To mark the forthcoming publication of the History of Parliament Trust’s volumes for the House of Commons 1422-61, the medieval section organised two sessions at this year’s International Medieval Congress at Leeds. The first of these, chaired by History of Parliament Trust Editorial Board Member, Professor Chris Given-Wilson, consisted of only two papers, as Professor Anne Curry of the University of Southampton had to withdraw at short notice. Professor Curry had, however, provided her detailed speaking notes, and it was thus possible to summarise some of what she had intended to say on the subject of ‘Parliament and the 15th-century phase of the Hundred Years War’. The two remaining speakers were the History of Parliament Trust’s Dr. Charles Moreton and Dr. Hannes Kleineke.
Charles took as his topic the controversial Bury St. Edmunds Parliament of 1447. The Parliament, remembered chiefly for the arrest and death of King Henry VI’s uncle, Humphrey, duke of Gloucester, was followed swiftly by the trial and mock execution of a number of Humphrey’s retainers (biographies of several of whom will appear in the History’s forthcoming volumes). It was the detail of the mock-execution that attracted much interest from the audience in discussion. Hannes’s paper focused on the details of the elections to the Commons of 1453, which in a number of counties were subject to considerable delay, so much so, that it is likely that there were large gaps in the ranks of the Commons when the assembly opened on 6 March 1453.
After the morning coffee break, delegates reconvened for the second session, chaired by the 1422-61 section’s editor, Dr.
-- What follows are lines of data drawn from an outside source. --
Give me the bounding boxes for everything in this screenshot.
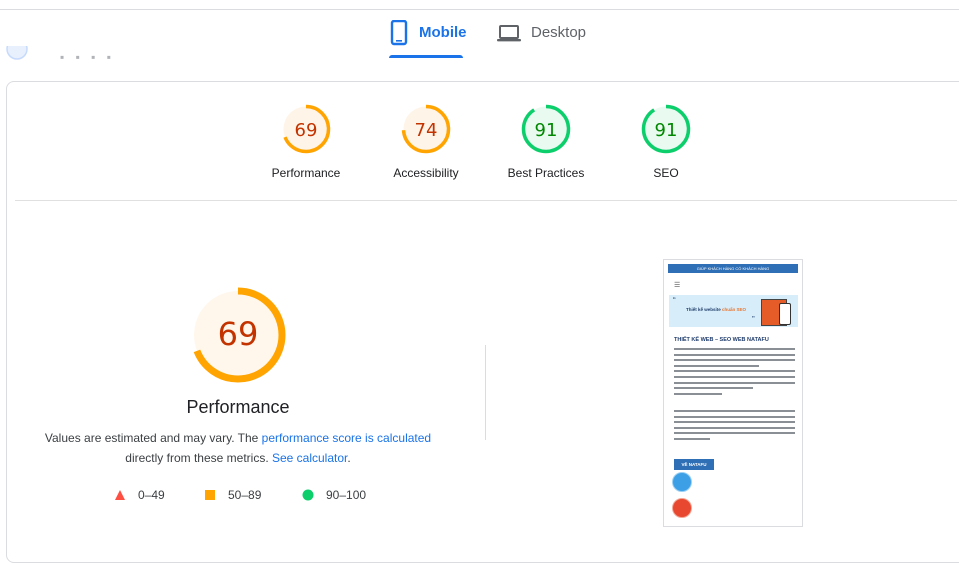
thumb-banner-text: Thiết kế website chuẩn SEO [686,307,747,312]
note-text-2: directly from these metrics. [125,451,272,465]
url-text-peek: ▪ ▪ ▪ ▪ [60,50,116,62]
tab-mobile-label: Mobile [419,24,467,41]
gauge-seo[interactable]: 91 SEO [606,103,726,180]
score-note: Values are estimated and may vary. The p… [30,428,446,468]
phone-illustration [779,303,791,325]
gauge-accessibility[interactable]: 74 Accessibility [366,103,486,180]
performance-title: Performance [186,397,290,417]
gauge-label: Accessibility [393,166,459,180]
top-divider [0,9,959,10]
legend-poor: 0–49 [114,488,165,502]
section-divider [15,200,957,201]
tab-active-indicator [389,55,463,58]
thumb-banner: “ Thiết kế website chuẩn SEO ” [669,295,798,327]
thumb-button: VỀ NATAFU [674,459,714,470]
triangle-icon [115,490,125,500]
tab-desktop-label: Desktop [531,24,587,41]
performance-score-large: 69 [218,315,259,353]
gauge-performance[interactable]: 69 Performance [246,103,366,180]
square-icon [205,490,215,500]
gauge-score: 69 [295,120,318,141]
legend-average-label: 50–89 [228,488,262,502]
see-calculator-link[interactable]: See calculator [272,451,347,465]
legend-good: 90–100 [302,488,366,502]
thumb-paragraph-1 [674,348,795,398]
gauge-label: SEO [653,166,679,180]
menu-icon: ☰ [674,282,681,289]
gauge-score: 91 [655,120,678,141]
tab-mobile[interactable]: Mobile [389,19,467,58]
page-screenshot-thumbnail[interactable]: GIÚP KHÁCH HÀNG CÓ KHÁCH HÀNG ☰ “ Thiết … [663,259,803,527]
favicon-peek [6,46,28,64]
circle-icon [302,489,314,501]
thumb-heading: THIẾT KẾ WEB – SEO WEB NATAFU [674,337,769,343]
legend-average: 50–89 [204,488,261,502]
gauge-best-practices[interactable]: 91 Best Practices [486,103,606,180]
gauge-label: Performance [271,166,341,180]
chat-bubble-icon [672,472,692,492]
gauge-score: 91 [535,120,558,141]
gauge-score: 74 [415,120,438,141]
performance-gauge-large: 69 [188,285,288,390]
laptop-icon [497,20,521,50]
phone-call-icon [672,498,692,518]
thumb-top-bar: GIÚP KHÁCH HÀNG CÓ KHÁCH HÀNG [668,264,798,273]
tab-desktop[interactable]: Desktop [497,20,586,58]
score-calculated-link[interactable]: performance score is calculated [262,431,431,445]
vertical-divider [485,345,486,440]
note-period: . [347,451,351,465]
legend-poor-label: 0–49 [138,488,165,502]
note-text: Values are estimated and may vary. The [44,431,262,445]
thumb-paragraph-2 [674,410,795,444]
legend-good-label: 90–100 [326,488,367,502]
gauge-label: Best Practices [507,166,585,180]
phone-icon [389,19,409,50]
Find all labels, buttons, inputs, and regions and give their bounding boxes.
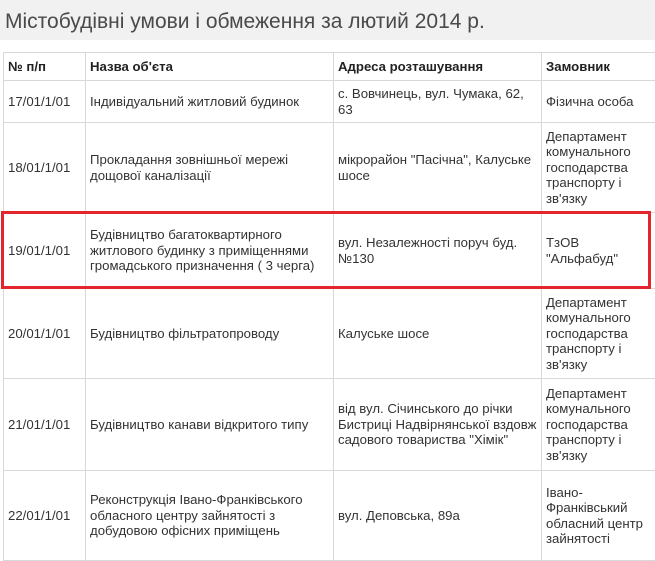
cell-number: 17/01/1/01: [4, 81, 86, 123]
cell-customer: Департамент комунального господарства тр…: [542, 289, 655, 379]
cell-address: мікрорайон "Пасічна", Калуське шосе: [334, 123, 542, 213]
cell-customer: Департамент комунального господарства тр…: [542, 123, 655, 213]
cell-number: 21/01/1/01: [4, 379, 86, 471]
table-row: 19/01/1/01 Будівництво багатоквартирного…: [4, 213, 655, 289]
cell-customer: Департамент комунального господарства тр…: [542, 379, 655, 471]
cell-address: с. Вовчинець, вул. Чумака, 62, 63: [334, 81, 542, 123]
header-address: Адреса розташування: [334, 53, 542, 81]
title-bar: Містобудівні умови і обмеження за лютий …: [0, 0, 655, 40]
cell-name: Будівництво багатоквартирного житлового …: [86, 213, 334, 289]
table-row: 20/01/1/01 Будівництво фільтратопроводу …: [4, 289, 655, 379]
cell-name: Реконструкція Івано-Франківського обласн…: [86, 471, 334, 561]
cell-number: 18/01/1/01: [4, 123, 86, 213]
cell-number: 19/01/1/01: [4, 213, 86, 289]
cell-address: Калуське шосе: [334, 289, 542, 379]
header-name: Назва об'єта: [86, 53, 334, 81]
cell-address: вул. Незалежності поруч буд. №130: [334, 213, 542, 289]
table-header-row: № п/п Назва об'єта Адреса розташування З…: [4, 53, 655, 81]
cell-name: Будівництво фільтратопроводу: [86, 289, 334, 379]
cell-number: 20/01/1/01: [4, 289, 86, 379]
table-row: 22/01/1/01 Реконструкція Івано-Франківсь…: [4, 471, 655, 561]
header-customer: Замовник: [542, 53, 655, 81]
page-title: Містобудівні умови і обмеження за лютий …: [5, 10, 485, 33]
cell-customer: Фізична особа: [542, 81, 655, 123]
cell-name: Будівництво канави відкритого типу: [86, 379, 334, 471]
table-row: 18/01/1/01 Прокладання зовнішньої мережі…: [4, 123, 655, 213]
cell-number: 22/01/1/01: [4, 471, 86, 561]
header-number: № п/п: [4, 53, 86, 81]
table-row: 21/01/1/01 Будівництво канави відкритого…: [4, 379, 655, 471]
cell-customer: Івано-Франківський обласний центр зайнят…: [542, 471, 655, 561]
cell-customer: ТзОВ "Альфабуд": [542, 213, 655, 289]
permits-table: № п/п Назва об'єта Адреса розташування З…: [3, 52, 655, 561]
cell-address: від вул. Січинського до річки Бистриці Н…: [334, 379, 542, 471]
cell-name: Індивідуальний житловий будинок: [86, 81, 334, 123]
cell-name: Прокладання зовнішньої мережі дощової ка…: [86, 123, 334, 213]
cell-address: вул. Деповська, 89а: [334, 471, 542, 561]
table-row: 17/01/1/01 Індивідуальний житловий будин…: [4, 81, 655, 123]
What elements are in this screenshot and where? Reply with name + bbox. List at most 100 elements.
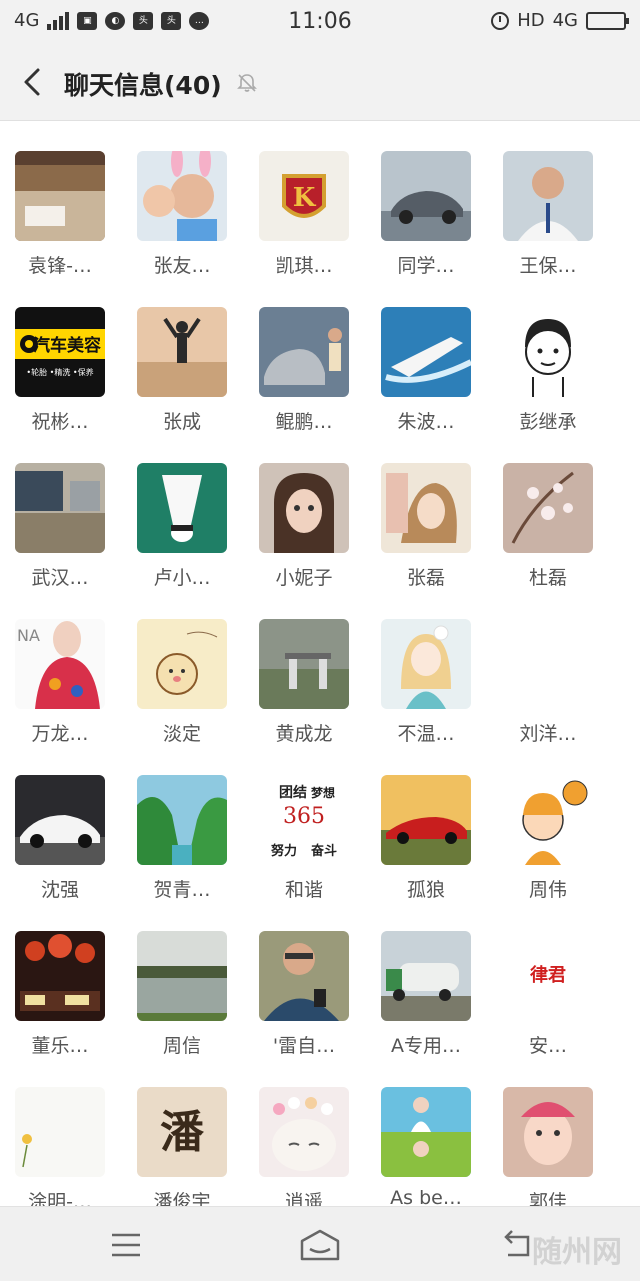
menu-icon[interactable] bbox=[106, 1225, 146, 1265]
avatar-image: NA bbox=[15, 619, 105, 709]
member-item[interactable]: 鲲鹏… bbox=[244, 307, 364, 457]
watermark: 随州网 bbox=[532, 1235, 622, 1270]
avatar[interactable] bbox=[381, 619, 471, 709]
avatar-image bbox=[503, 1087, 593, 1177]
avatar[interactable] bbox=[381, 775, 471, 865]
avatar[interactable] bbox=[259, 1087, 349, 1177]
avatar[interactable] bbox=[137, 931, 227, 1021]
member-item[interactable]: 张友… bbox=[122, 151, 242, 301]
avatar[interactable] bbox=[381, 463, 471, 553]
member-item[interactable]: 周信 bbox=[122, 931, 242, 1081]
avatar-image bbox=[15, 775, 105, 865]
avatar[interactable] bbox=[503, 619, 593, 709]
chevron-left-icon bbox=[24, 68, 40, 96]
avatar-image bbox=[381, 619, 471, 709]
avatar[interactable] bbox=[259, 619, 349, 709]
member-item[interactable]: 淡定 bbox=[122, 619, 242, 769]
avatar[interactable] bbox=[15, 775, 105, 865]
member-name: 淡定 bbox=[162, 723, 201, 745]
avatar[interactable] bbox=[15, 931, 105, 1021]
member-item[interactable]: 王保… bbox=[488, 151, 608, 301]
member-name: 张磊 bbox=[406, 567, 445, 589]
avatar[interactable] bbox=[259, 307, 349, 397]
avatar[interactable] bbox=[381, 151, 471, 241]
member-item[interactable]: 张磊 bbox=[366, 463, 486, 613]
avatar[interactable] bbox=[503, 1087, 593, 1177]
member-item[interactable]: K 凯琪… bbox=[244, 151, 364, 301]
member-name: 卢小… bbox=[153, 567, 211, 589]
header-bar: 聊天信息(40) bbox=[0, 44, 640, 121]
member-item[interactable]: 董乐… bbox=[0, 931, 120, 1081]
avatar-image bbox=[503, 463, 593, 553]
avatar[interactable] bbox=[15, 151, 105, 241]
avatar[interactable] bbox=[137, 151, 227, 241]
avatar[interactable] bbox=[503, 307, 593, 397]
avatar[interactable] bbox=[503, 151, 593, 241]
avatar-image bbox=[381, 463, 471, 553]
member-item[interactable]: 贺青… bbox=[122, 775, 242, 925]
back-button[interactable] bbox=[18, 64, 50, 100]
member-item[interactable]: 周伟 bbox=[488, 775, 608, 925]
member-item[interactable]: 彭继承 bbox=[488, 307, 608, 457]
member-name: 郭佳 bbox=[528, 1191, 567, 1206]
avatar[interactable] bbox=[503, 463, 593, 553]
member-name: 武汉… bbox=[31, 567, 89, 589]
member-item[interactable]: 朱波… bbox=[366, 307, 486, 457]
avatar-image bbox=[381, 151, 471, 241]
member-item[interactable]: 同学… bbox=[366, 151, 486, 301]
member-item[interactable]: 卢小… bbox=[122, 463, 242, 613]
member-item[interactable]: 杜磊 bbox=[488, 463, 608, 613]
member-item[interactable]: '雷自… bbox=[244, 931, 364, 1081]
member-name: 小妮子 bbox=[275, 567, 333, 589]
member-item[interactable]: 沈强 bbox=[0, 775, 120, 925]
member-name: 安… bbox=[528, 1035, 567, 1057]
avatar[interactable]: 潘 bbox=[137, 1087, 227, 1177]
member-item[interactable]: 孤狼 bbox=[366, 775, 486, 925]
member-item[interactable]: 郭佳 bbox=[488, 1087, 608, 1206]
avatar[interactable] bbox=[15, 463, 105, 553]
avatar[interactable] bbox=[137, 775, 227, 865]
avatar[interactable]: NA bbox=[15, 619, 105, 709]
avatar[interactable] bbox=[381, 307, 471, 397]
member-item[interactable]: NA 万龙… bbox=[0, 619, 120, 769]
avatar[interactable] bbox=[259, 931, 349, 1021]
avatar[interactable]: K bbox=[259, 151, 349, 241]
member-item[interactable]: 武汉… bbox=[0, 463, 120, 613]
avatar[interactable] bbox=[137, 307, 227, 397]
member-item[interactable]: 汽车美容 •轮胎 •精洗 •保养 祝彬… bbox=[0, 307, 120, 457]
svg-text:K: K bbox=[293, 183, 317, 213]
system-nav-bar: 随州网 bbox=[0, 1206, 640, 1281]
avatar[interactable] bbox=[137, 619, 227, 709]
member-item[interactable]: A专用… bbox=[366, 931, 486, 1081]
member-name: 王保… bbox=[519, 255, 577, 277]
member-name: As be… bbox=[390, 1187, 462, 1206]
member-item[interactable]: 小妮子 bbox=[244, 463, 364, 613]
avatar-image bbox=[15, 1087, 105, 1177]
member-item[interactable]: As be… bbox=[366, 1087, 486, 1206]
member-item[interactable]: 不温… bbox=[366, 619, 486, 769]
avatar-image bbox=[381, 307, 471, 397]
avatar[interactable]: 团结 梦想 365 努力 奋斗 bbox=[259, 775, 349, 865]
member-item[interactable]: 黄成龙 bbox=[244, 619, 364, 769]
member-item[interactable]: 逍遥 bbox=[244, 1087, 364, 1206]
avatar[interactable] bbox=[137, 463, 227, 553]
mute-bell-icon bbox=[237, 74, 257, 92]
avatar[interactable] bbox=[503, 775, 593, 865]
member-item[interactable]: 涂明-… bbox=[0, 1087, 120, 1206]
avatar[interactable] bbox=[381, 931, 471, 1021]
avatar[interactable] bbox=[15, 1087, 105, 1177]
member-item[interactable]: 袁锋-… bbox=[0, 151, 120, 301]
member-item[interactable]: 张成 bbox=[122, 307, 242, 457]
avatar[interactable] bbox=[381, 1087, 471, 1177]
member-item[interactable]: 潘潘俊宇 bbox=[122, 1087, 242, 1206]
avatar[interactable] bbox=[259, 463, 349, 553]
member-item[interactable]: 律君安… bbox=[488, 931, 608, 1081]
member-item[interactable]: 团结 梦想 365 努力 奋斗 和谐 bbox=[244, 775, 364, 925]
member-name: A专用… bbox=[391, 1035, 461, 1057]
member-item[interactable]: 刘洋… bbox=[488, 619, 608, 769]
avatar[interactable]: 汽车美容 •轮胎 •精洗 •保养 bbox=[15, 307, 105, 397]
member-name: 逍遥 bbox=[284, 1191, 323, 1206]
avatar-image: K bbox=[259, 151, 349, 241]
home-icon[interactable] bbox=[298, 1225, 342, 1265]
avatar[interactable]: 律君 bbox=[503, 931, 593, 1021]
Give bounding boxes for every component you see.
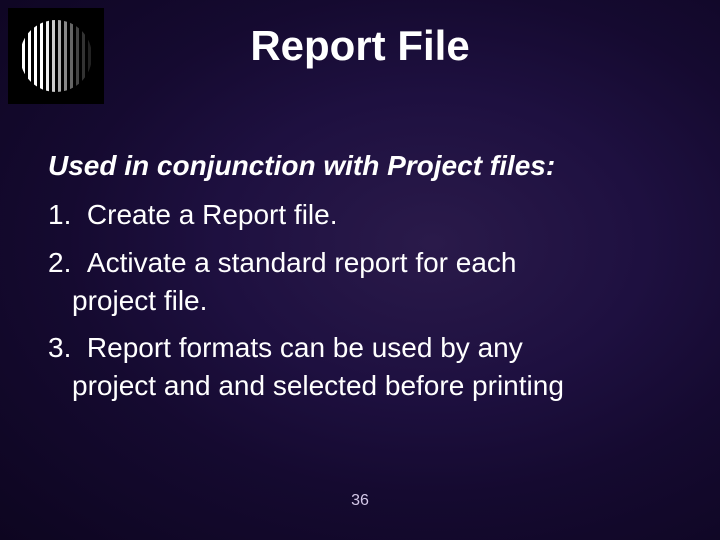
- slide-subtitle: Used in conjunction with Project files:: [48, 150, 680, 182]
- list-number: 1.: [48, 199, 71, 230]
- list-item: 1. Create a Report file.: [48, 196, 680, 234]
- vertical-blinds-circle-icon: [17, 17, 95, 95]
- list-text: Create a Report file.: [87, 199, 338, 230]
- list-item: 3. Report formats can be used by any pro…: [48, 329, 680, 405]
- list-text: Report formats can be used by any: [87, 332, 523, 363]
- list-item: 2. Activate a standard report for each p…: [48, 244, 680, 320]
- slide-body: Used in conjunction with Project files: …: [48, 150, 680, 415]
- slide-title: Report File: [250, 22, 469, 70]
- list-text-cont: project and and selected before printing: [48, 367, 680, 405]
- page-number: 36: [351, 492, 369, 510]
- list-text-cont: project file.: [48, 282, 680, 320]
- list-number: 3.: [48, 332, 71, 363]
- list-text: Activate a standard report for each: [87, 247, 517, 278]
- list-number: 2.: [48, 247, 71, 278]
- slide-logo: [8, 8, 104, 104]
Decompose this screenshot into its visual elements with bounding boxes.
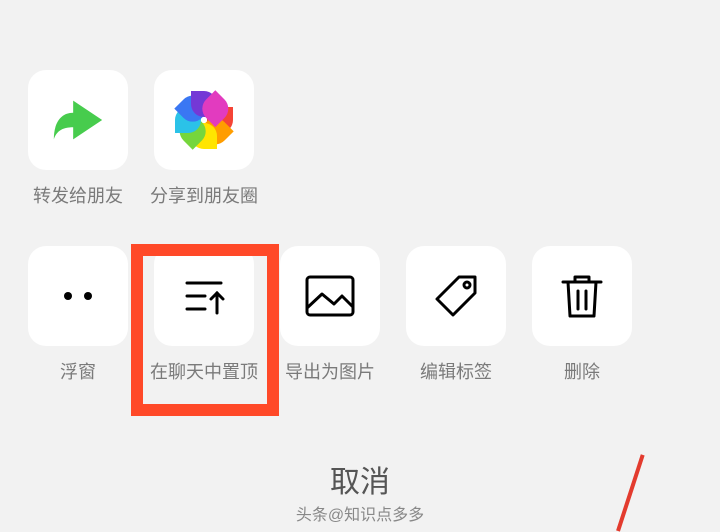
forward-icon xyxy=(49,91,107,149)
delete-tile xyxy=(532,246,632,346)
action-label: 浮窗 xyxy=(60,358,96,384)
float-window-tile xyxy=(28,246,128,346)
action-float-window[interactable]: 浮窗 xyxy=(28,246,128,384)
cancel-area: 取消 xyxy=(0,457,720,501)
share-row-1: 转发给朋友 分享到朋友圈 xyxy=(0,70,720,208)
forward-tile xyxy=(28,70,128,170)
attribution-text: 头条@知识点多多 xyxy=(296,501,424,525)
float-window-icon xyxy=(54,286,102,306)
action-sheet: 转发给朋友 分享到朋友圈 xyxy=(0,0,720,531)
action-forward-to-friend[interactable]: 转发给朋友 xyxy=(28,70,128,208)
action-label: 编辑标签 xyxy=(420,358,492,384)
trash-icon xyxy=(559,271,605,321)
export-image-tile xyxy=(280,246,380,346)
action-label: 导出为图片 xyxy=(285,358,375,384)
action-export-image[interactable]: 导出为图片 xyxy=(280,246,380,384)
pin-top-icon xyxy=(179,271,229,321)
export-image-icon xyxy=(304,274,356,318)
action-pin-top[interactable]: 在聊天中置顶 xyxy=(154,246,254,384)
cancel-button[interactable]: 取消 xyxy=(330,457,390,501)
pin-top-tile xyxy=(154,246,254,346)
moments-tile xyxy=(154,70,254,170)
edit-tag-tile xyxy=(406,246,506,346)
action-label: 分享到朋友圈 xyxy=(150,182,258,208)
action-delete[interactable]: 删除 xyxy=(532,246,632,384)
action-label: 删除 xyxy=(564,358,600,384)
action-share-moments[interactable]: 分享到朋友圈 xyxy=(154,70,254,208)
action-label: 转发给朋友 xyxy=(33,182,123,208)
moments-icon xyxy=(175,91,233,149)
share-row-2: 浮窗 在聊天中置顶 导出为图片 xyxy=(0,246,720,384)
edit-tag-icon xyxy=(431,271,481,321)
action-edit-tag[interactable]: 编辑标签 xyxy=(406,246,506,384)
action-label: 在聊天中置顶 xyxy=(150,358,258,384)
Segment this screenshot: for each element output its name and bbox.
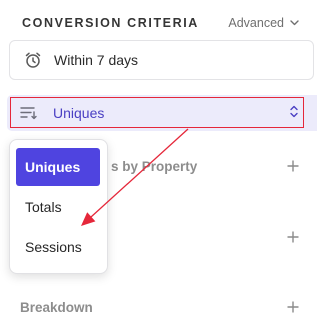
breakdown-row[interactable]: Breakdown bbox=[20, 296, 299, 318]
count-type-selector-box[interactable]: Uniques bbox=[10, 97, 304, 128]
conversion-criteria-header: CONVERSION CRITERIA Advanced bbox=[22, 14, 299, 32]
count-type-selector[interactable]: Uniques bbox=[7, 95, 317, 131]
count-type-value: Uniques bbox=[53, 104, 105, 121]
sort-lines-icon bbox=[20, 106, 37, 119]
conversion-window-label: Within 7 days bbox=[54, 52, 139, 68]
advanced-toggle[interactable]: Advanced bbox=[228, 16, 299, 30]
advanced-label: Advanced bbox=[228, 16, 284, 30]
option-uniques[interactable]: Uniques bbox=[16, 148, 100, 186]
up-down-chevron-icon bbox=[290, 105, 298, 118]
breakdown-label: Breakdown bbox=[20, 299, 93, 315]
plus-icon[interactable] bbox=[287, 160, 299, 172]
alarm-clock-icon bbox=[25, 52, 41, 68]
option-totals[interactable]: Totals bbox=[16, 188, 100, 226]
conversion-window-field[interactable]: Within 7 days bbox=[9, 40, 314, 80]
plus-icon[interactable] bbox=[287, 301, 299, 313]
section-title: CONVERSION CRITERIA bbox=[22, 16, 199, 30]
chevron-down-icon bbox=[290, 20, 299, 26]
holding-constant-label: s by Property bbox=[111, 158, 198, 174]
plus-icon[interactable] bbox=[287, 231, 299, 243]
count-type-dropdown: Uniques Totals Sessions bbox=[9, 139, 108, 274]
option-sessions[interactable]: Sessions bbox=[16, 228, 100, 266]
Linda Clark. The opening Speaker here was Dr. Sean Cunningham, Assistant Keeper of the Public Records at the National Archives. An expert in the reign of Henry VII, and reflecting the Congress’s overarching theme of ‘Materialities’, Cunningham discussed the rebuilding of the Palace of Westminster, including the sites used for Parliament, between 1500 and 1502. He was followed by the History’s Dr. Simon Payling who returned to a long standing research interest of his in discussing the ‘invasion’ of the parliamentary boroughs by non-resident Members. Using statistics compiled from both the History’s existing and forthcoming volumes, Simon elucidated the place of the reign of Henry VI in the longer-term process of the ‘professionalization’ of the lower House of Parliament. The session was rounded off by Dr. Gordon McKelvie of the University of Winchester, who took as his theme the role of Parliament as a stage. Ranging over a wide chronological span, McKelvie examined the use of the floor of Parliament to give visibility to a spectrum of events from state trials to public proclamations.
Both sessions were more than well-attended, with some delegates forced to sit on windowsills or the floor, and others turned away at the door by IMC staff, while the lively discussions that followed both sets of papers speak vividly of the continuing interest in the parliamentary history of the middle ages.